We can do this via the hashed_shingles()
feature extractor from the alis.feature_extraction
library.
from alis.feature_extraction import hashed_shingles
print(hashed_shingles(input_text, k=5, n=10))
{1, 643, 259, 262, 8, 651, 780, 531, 659, 19, 147, 158, 802, 932, 808, 427, 817, 51, 565, 311, 317, 450, 708, 838, 588, 849, 466, 83, 86, 857, 350, 226, 483, 360, 1002, 1004, 497, 245, 254}
Here, k
denotes the \(k\)-shingle, and n
represents the resulting bucket size \(2^n - 1\). The larger our choice for \(n\), the larger the storage requirement, but lesser collisions will be experienced.
Shingles Build from Words#
Another way to define shingles is to exploit some property in the document that allows us to focus an interesting property of the document. For instance, we can define a shingle to be a stop word followed by the next two words, regardless of whether they were stop words or not. This not only reduces the storage space required for us to store a given particular document, but allows us to focus on the important parts of the document.
This allows us for example to distinguish important parts of news articles as compared to let’s say those that appear as an advertisement in a web page. This biases the set of shingles extracted in favor of the article and differentiates it with the surrounding material, which make our Jaccard similarity operation perform better and focus on the article itself rather than some advertisement or surrounding material.
We can extract the word shingles from a given string of text using the word_shingles()
and hashed_word_shingles()
from the alis.feature_extraction
library. Here, we may optionally input a collection of stop_words
. We then define a shingle to be a stop word followed by the next k-1
words regardless of whether the next words were stop words or not.
from alis.feature_extraction import word_shingles, hashed_word_shingles
word_shingles
extracts the next k-1
words given that the first word encountered is a stop word.
print(word_shingles(input_text.lower(), 3, stop_words=None))
{'over the lazy', 'the lazy dog', 'the quick brown'}
We may use hashed_word_shingles
to extract the shingles in hashed representation form.
print(hashed_word_shingles(input_text.lower(), 3, 32, stop_words=None))

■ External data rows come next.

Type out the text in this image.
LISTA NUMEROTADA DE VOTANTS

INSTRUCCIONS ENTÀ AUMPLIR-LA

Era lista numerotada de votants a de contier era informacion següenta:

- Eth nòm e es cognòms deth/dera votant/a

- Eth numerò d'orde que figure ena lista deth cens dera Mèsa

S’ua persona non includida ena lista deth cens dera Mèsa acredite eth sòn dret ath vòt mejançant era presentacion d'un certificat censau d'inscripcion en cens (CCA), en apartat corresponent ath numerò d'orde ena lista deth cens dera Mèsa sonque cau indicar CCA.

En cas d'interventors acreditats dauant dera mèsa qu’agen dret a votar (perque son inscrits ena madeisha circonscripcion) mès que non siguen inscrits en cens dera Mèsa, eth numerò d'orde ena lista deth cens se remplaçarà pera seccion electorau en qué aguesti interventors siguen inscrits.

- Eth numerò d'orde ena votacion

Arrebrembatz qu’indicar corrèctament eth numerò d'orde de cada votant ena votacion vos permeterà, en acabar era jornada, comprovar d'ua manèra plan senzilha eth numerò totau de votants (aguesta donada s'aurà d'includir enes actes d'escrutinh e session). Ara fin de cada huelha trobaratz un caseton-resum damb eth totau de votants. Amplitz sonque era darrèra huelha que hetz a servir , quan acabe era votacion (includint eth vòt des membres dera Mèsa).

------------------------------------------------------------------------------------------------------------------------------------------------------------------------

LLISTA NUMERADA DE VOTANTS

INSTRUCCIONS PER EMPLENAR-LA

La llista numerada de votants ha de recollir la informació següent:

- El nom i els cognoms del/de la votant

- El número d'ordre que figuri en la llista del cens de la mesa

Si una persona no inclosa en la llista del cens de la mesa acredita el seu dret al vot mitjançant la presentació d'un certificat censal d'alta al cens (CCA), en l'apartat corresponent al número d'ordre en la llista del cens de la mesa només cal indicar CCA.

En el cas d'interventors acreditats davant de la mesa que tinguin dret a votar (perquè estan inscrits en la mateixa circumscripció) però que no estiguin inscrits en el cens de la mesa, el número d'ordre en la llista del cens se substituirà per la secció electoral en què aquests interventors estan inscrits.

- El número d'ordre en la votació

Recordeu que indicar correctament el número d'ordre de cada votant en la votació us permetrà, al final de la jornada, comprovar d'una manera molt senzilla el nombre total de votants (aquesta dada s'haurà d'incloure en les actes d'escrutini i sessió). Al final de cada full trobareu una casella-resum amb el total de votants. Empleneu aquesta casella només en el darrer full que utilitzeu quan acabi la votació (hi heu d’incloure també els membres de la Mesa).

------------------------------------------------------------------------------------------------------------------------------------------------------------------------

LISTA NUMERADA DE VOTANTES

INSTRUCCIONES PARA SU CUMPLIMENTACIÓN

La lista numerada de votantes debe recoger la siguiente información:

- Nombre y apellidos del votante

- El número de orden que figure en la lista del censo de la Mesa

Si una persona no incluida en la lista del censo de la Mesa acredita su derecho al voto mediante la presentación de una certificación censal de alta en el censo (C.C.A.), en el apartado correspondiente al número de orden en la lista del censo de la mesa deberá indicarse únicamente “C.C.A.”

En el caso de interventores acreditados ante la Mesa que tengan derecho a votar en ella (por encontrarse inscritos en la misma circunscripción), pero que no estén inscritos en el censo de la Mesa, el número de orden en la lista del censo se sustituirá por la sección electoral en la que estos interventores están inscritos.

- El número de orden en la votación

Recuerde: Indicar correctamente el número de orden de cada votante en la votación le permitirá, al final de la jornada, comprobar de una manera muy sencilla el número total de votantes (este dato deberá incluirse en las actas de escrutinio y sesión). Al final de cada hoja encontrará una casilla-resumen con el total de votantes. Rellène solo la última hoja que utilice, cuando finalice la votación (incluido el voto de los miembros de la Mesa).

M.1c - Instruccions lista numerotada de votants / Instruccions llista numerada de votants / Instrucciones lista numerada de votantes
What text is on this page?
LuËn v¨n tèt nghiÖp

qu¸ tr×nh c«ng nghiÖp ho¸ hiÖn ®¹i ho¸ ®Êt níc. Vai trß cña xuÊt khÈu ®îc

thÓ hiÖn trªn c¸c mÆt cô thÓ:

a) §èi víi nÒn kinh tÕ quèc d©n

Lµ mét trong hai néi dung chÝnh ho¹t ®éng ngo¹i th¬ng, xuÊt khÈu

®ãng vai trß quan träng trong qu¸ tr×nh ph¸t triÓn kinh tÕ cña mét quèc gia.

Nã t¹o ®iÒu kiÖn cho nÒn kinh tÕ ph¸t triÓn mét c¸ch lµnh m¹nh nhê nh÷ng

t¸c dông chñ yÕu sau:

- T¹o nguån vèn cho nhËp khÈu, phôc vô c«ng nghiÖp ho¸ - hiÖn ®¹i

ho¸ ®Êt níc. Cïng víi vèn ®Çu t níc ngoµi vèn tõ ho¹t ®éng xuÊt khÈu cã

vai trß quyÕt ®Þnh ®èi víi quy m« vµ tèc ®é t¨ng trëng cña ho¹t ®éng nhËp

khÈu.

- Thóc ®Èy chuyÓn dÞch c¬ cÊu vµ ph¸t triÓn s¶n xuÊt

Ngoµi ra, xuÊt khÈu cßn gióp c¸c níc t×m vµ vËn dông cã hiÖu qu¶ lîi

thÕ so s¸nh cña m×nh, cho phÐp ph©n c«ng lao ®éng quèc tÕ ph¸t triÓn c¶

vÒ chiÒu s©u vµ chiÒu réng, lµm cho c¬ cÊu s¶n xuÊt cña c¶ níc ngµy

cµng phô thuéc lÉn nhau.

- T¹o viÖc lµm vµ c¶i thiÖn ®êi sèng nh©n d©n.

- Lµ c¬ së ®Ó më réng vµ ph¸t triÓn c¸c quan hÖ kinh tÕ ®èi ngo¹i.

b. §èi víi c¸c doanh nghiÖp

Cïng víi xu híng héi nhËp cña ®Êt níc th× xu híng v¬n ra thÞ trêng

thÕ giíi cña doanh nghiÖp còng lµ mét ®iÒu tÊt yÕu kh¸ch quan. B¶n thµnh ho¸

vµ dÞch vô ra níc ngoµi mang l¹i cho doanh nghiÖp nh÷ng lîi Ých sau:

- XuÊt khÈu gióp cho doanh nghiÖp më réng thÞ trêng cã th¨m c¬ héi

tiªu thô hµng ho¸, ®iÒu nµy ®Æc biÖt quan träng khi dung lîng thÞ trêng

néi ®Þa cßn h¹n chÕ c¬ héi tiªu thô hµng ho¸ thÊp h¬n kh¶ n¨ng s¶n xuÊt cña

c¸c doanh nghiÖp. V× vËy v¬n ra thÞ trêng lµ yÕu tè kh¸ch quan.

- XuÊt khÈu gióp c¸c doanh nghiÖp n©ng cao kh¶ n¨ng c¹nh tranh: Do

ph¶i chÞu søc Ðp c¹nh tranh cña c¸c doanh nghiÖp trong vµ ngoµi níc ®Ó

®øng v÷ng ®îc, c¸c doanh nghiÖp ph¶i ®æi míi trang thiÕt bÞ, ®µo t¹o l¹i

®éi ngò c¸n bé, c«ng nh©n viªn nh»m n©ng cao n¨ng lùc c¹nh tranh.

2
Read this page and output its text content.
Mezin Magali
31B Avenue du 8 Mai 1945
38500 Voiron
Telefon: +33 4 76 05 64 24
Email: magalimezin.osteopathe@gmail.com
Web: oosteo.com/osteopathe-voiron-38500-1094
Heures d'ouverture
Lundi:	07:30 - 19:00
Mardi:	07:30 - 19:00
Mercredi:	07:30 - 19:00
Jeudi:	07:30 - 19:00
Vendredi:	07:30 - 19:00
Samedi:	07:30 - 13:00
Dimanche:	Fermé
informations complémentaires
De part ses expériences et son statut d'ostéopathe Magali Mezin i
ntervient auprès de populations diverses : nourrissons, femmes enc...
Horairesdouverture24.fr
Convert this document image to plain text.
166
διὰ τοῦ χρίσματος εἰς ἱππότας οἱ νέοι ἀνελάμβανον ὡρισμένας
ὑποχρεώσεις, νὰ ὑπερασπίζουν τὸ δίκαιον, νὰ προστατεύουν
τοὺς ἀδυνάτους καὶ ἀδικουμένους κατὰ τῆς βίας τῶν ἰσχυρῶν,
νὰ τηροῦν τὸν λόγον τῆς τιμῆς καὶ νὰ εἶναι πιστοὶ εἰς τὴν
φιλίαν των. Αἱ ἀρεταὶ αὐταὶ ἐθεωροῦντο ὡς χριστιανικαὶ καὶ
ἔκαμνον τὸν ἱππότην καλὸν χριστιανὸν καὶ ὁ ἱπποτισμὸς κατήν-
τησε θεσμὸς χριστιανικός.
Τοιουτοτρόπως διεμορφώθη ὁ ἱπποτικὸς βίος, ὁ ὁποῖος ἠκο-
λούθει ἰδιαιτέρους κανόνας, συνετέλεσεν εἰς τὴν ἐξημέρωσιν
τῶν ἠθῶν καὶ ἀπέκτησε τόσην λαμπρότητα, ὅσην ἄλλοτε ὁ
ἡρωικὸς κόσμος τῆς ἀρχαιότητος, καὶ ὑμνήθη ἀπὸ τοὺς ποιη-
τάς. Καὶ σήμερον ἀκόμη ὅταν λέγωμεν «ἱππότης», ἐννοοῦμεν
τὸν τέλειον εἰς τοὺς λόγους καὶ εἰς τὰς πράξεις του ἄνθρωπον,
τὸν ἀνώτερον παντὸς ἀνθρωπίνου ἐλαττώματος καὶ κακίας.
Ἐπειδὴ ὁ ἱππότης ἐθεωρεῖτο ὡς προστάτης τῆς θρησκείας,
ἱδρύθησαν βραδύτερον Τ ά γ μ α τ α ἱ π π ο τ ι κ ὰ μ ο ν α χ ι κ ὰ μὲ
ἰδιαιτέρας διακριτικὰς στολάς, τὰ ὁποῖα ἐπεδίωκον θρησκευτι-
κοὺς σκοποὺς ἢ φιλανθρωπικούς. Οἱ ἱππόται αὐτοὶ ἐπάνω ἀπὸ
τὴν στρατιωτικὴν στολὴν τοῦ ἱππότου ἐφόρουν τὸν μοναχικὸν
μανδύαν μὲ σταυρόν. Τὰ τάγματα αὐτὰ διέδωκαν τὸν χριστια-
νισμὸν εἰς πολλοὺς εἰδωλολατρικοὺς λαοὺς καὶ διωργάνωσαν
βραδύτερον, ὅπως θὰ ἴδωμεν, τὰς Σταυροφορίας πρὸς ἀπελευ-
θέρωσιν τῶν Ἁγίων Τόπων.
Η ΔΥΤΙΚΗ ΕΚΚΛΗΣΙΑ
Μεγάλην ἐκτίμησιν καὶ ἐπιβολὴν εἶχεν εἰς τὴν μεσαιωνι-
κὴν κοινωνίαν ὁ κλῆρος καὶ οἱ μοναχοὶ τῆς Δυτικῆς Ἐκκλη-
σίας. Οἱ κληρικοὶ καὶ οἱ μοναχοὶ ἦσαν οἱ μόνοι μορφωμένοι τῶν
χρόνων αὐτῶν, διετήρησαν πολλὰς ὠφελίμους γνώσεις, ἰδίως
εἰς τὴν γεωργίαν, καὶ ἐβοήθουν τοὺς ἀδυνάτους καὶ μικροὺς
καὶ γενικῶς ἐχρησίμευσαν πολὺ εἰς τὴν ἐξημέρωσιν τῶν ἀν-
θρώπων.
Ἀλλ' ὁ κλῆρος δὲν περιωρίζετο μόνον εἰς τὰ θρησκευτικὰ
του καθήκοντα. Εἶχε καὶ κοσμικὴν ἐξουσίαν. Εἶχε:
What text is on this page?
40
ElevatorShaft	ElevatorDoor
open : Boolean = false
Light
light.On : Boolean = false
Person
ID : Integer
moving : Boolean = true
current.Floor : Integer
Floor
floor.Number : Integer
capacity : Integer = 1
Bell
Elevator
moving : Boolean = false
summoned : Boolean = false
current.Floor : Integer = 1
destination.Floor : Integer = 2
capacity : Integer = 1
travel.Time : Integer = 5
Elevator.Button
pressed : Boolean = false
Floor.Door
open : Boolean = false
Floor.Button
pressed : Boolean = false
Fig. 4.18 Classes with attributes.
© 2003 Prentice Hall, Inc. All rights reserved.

{1785721545, 2800494314, 331608684}
Exercises#
For the exercises, let’s consider an excerpt from Pablo Neruda’s poem I Do Not Love You Except Because I Love You
I do not love you except because I love you;
I go from loving to not loving you,
From waiting to not waiting for you
My heart moves from cold to fire.
Exercise 1#
Treat each newline character as a single space, then extract the \(5\)-shingle of this excerpt. Compute for both the non-hashed and hashed shingle representation of the excerpt.
Exercise 2#
Perform a preprocessing step of case normalization and removal of special characters then scan each line in the poem separately. Extract the \(3\)-word shingle of this excerpt. Solve for both the non-hashed and hashed word shingle representation of the excerpt.